Marina Naves avança na digressão de sua viagem em rotas sensoriais e
espirituais revivendo fatos de sua tão jovem vida, mas tão repleta de encantos
e buscas. E assim chegamos a mais capítulo de sua viagem.
OUVIDOS
O ouvido é o caminho do coração. ...
Nas noites de sua infância em que faltava luz, reuniam-se todos da família —pai, mãe, irmã, avó e avô — para ouvir as lendas e causos da cidade banhada pelo Opará, o São Francisco. Seus ouvidos me contaram dos que ela tinha mais medo, e que mais lhe grudaram na memória: surubim de cabelo e o caboclo d'água, criaturas das águas profundas — mas talvez o medo residisse esse tempo todo no medo do rio não mais ter todo esse apelo de ser cheio.

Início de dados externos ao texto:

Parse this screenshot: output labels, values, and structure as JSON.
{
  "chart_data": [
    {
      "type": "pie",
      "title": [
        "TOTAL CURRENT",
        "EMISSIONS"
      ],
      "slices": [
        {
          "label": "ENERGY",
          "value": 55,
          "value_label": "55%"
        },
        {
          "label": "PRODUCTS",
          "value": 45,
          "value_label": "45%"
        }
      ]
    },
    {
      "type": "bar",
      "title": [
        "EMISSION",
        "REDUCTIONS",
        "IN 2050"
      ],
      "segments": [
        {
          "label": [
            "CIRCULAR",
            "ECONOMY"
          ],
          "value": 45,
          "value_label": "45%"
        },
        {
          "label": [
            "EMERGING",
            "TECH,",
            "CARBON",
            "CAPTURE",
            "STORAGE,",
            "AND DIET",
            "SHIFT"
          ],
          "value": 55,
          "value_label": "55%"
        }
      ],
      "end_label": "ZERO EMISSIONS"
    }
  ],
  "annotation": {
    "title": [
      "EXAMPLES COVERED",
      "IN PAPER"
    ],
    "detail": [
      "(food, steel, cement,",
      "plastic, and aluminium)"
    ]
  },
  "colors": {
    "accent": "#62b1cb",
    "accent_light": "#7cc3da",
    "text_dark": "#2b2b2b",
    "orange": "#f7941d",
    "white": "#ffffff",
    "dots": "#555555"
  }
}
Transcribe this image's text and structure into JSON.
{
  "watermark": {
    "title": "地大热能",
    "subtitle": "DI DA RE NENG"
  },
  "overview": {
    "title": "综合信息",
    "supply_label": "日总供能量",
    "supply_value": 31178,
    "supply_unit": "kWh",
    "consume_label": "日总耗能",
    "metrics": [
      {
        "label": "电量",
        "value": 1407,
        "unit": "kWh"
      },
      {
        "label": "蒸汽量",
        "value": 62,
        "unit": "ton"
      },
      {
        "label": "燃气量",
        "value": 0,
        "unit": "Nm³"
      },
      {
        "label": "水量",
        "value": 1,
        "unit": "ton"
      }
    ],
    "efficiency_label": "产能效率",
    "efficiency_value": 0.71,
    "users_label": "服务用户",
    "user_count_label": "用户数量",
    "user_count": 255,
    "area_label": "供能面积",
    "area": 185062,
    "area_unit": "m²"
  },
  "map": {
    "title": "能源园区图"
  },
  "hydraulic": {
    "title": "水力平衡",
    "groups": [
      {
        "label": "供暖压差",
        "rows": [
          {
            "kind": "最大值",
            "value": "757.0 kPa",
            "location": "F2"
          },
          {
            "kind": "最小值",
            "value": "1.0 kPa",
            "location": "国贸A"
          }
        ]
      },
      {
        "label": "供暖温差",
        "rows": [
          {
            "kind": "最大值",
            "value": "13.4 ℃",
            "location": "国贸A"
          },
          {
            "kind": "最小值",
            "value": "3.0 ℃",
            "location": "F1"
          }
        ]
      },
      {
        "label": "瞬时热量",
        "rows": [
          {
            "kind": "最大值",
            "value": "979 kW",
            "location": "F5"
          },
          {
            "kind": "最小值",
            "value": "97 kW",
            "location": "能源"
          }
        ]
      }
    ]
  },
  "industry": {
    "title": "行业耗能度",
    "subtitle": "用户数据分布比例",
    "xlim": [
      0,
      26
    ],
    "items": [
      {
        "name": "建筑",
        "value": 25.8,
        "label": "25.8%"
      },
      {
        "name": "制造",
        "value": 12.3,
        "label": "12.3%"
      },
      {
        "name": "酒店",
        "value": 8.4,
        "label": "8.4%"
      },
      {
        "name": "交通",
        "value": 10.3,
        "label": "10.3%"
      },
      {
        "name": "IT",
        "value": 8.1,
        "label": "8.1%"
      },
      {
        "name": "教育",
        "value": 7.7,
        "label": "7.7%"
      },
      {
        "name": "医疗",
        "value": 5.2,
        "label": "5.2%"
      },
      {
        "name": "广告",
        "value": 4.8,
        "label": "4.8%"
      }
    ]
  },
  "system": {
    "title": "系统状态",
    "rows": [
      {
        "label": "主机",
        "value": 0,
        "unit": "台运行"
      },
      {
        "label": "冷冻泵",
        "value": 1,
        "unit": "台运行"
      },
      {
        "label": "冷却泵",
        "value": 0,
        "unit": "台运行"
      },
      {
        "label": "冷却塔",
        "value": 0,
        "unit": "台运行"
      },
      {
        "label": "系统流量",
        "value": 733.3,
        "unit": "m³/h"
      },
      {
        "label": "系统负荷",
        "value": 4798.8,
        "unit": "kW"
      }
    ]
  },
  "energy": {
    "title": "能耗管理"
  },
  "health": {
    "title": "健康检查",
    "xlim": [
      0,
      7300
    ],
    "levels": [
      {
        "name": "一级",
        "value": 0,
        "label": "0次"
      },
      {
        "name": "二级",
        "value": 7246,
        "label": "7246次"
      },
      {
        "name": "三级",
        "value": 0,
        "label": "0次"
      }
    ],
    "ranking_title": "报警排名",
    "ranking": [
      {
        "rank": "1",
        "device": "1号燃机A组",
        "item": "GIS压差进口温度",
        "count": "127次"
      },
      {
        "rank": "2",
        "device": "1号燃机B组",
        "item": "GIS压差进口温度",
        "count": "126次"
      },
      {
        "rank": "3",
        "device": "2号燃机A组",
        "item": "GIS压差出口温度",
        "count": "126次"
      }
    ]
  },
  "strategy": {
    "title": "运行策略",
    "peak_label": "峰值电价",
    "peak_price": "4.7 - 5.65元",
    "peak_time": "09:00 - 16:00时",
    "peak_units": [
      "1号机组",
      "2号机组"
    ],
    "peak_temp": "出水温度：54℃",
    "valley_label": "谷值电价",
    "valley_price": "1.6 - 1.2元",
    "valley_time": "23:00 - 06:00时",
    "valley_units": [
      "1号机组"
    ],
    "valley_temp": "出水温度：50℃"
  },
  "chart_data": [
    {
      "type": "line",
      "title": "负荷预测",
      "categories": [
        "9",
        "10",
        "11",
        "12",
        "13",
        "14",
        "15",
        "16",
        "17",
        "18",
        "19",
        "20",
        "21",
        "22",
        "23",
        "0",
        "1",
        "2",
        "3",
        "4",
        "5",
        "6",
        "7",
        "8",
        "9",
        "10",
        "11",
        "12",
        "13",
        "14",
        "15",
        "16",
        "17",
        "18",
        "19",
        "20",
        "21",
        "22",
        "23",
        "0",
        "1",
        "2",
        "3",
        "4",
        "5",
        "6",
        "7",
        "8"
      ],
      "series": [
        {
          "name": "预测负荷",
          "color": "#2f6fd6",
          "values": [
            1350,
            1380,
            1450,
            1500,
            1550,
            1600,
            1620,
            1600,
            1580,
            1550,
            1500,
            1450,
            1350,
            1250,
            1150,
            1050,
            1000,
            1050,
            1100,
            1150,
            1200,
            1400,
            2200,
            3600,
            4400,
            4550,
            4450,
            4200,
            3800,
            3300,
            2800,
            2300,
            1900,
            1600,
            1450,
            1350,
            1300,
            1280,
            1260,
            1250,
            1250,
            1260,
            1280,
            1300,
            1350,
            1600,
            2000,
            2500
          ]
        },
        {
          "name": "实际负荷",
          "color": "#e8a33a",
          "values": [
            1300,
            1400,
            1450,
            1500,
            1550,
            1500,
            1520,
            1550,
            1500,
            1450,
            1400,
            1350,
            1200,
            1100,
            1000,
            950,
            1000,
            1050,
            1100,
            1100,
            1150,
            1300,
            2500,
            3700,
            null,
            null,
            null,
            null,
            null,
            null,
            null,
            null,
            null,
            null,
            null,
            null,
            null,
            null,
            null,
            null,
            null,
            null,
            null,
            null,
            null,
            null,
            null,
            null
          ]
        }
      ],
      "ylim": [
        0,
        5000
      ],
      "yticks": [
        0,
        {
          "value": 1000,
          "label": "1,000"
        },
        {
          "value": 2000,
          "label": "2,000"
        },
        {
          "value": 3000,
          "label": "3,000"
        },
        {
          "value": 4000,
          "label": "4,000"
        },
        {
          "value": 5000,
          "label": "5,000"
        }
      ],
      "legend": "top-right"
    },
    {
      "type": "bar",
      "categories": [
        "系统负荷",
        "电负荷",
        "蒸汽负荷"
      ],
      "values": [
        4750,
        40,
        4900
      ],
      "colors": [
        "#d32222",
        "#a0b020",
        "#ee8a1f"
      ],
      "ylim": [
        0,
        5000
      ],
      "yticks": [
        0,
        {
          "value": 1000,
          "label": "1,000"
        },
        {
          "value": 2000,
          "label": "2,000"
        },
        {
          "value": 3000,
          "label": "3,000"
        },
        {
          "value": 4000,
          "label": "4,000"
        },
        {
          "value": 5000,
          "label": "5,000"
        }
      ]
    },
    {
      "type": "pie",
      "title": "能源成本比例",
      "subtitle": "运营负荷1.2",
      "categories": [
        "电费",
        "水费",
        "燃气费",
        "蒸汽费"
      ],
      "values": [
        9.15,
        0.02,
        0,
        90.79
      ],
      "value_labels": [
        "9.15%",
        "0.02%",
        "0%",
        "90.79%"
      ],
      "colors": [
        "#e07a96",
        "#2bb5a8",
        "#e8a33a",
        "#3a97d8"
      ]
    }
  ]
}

Seu avô era épico em seu contar de estórias, e tudo parecia real para seus tímpanos e sua imaginação de menina pequena. O surubim, cabeludo como um roqueiro metaleiro, viria no fim-dos-tempos, saindo da sua toca nas pedras dos barrancos do rio, para partir a igreja — que fica à beira das águas — ao meio e trazer o apocalipse. O próprio diabo encarnado, o bicho feio. E isso muito lhe incutia medo, pois muito tinha ela medo do fim-do-mundo, do inferno, pois tinha um pavor incorrigível de ser uma pecadora inconfessável.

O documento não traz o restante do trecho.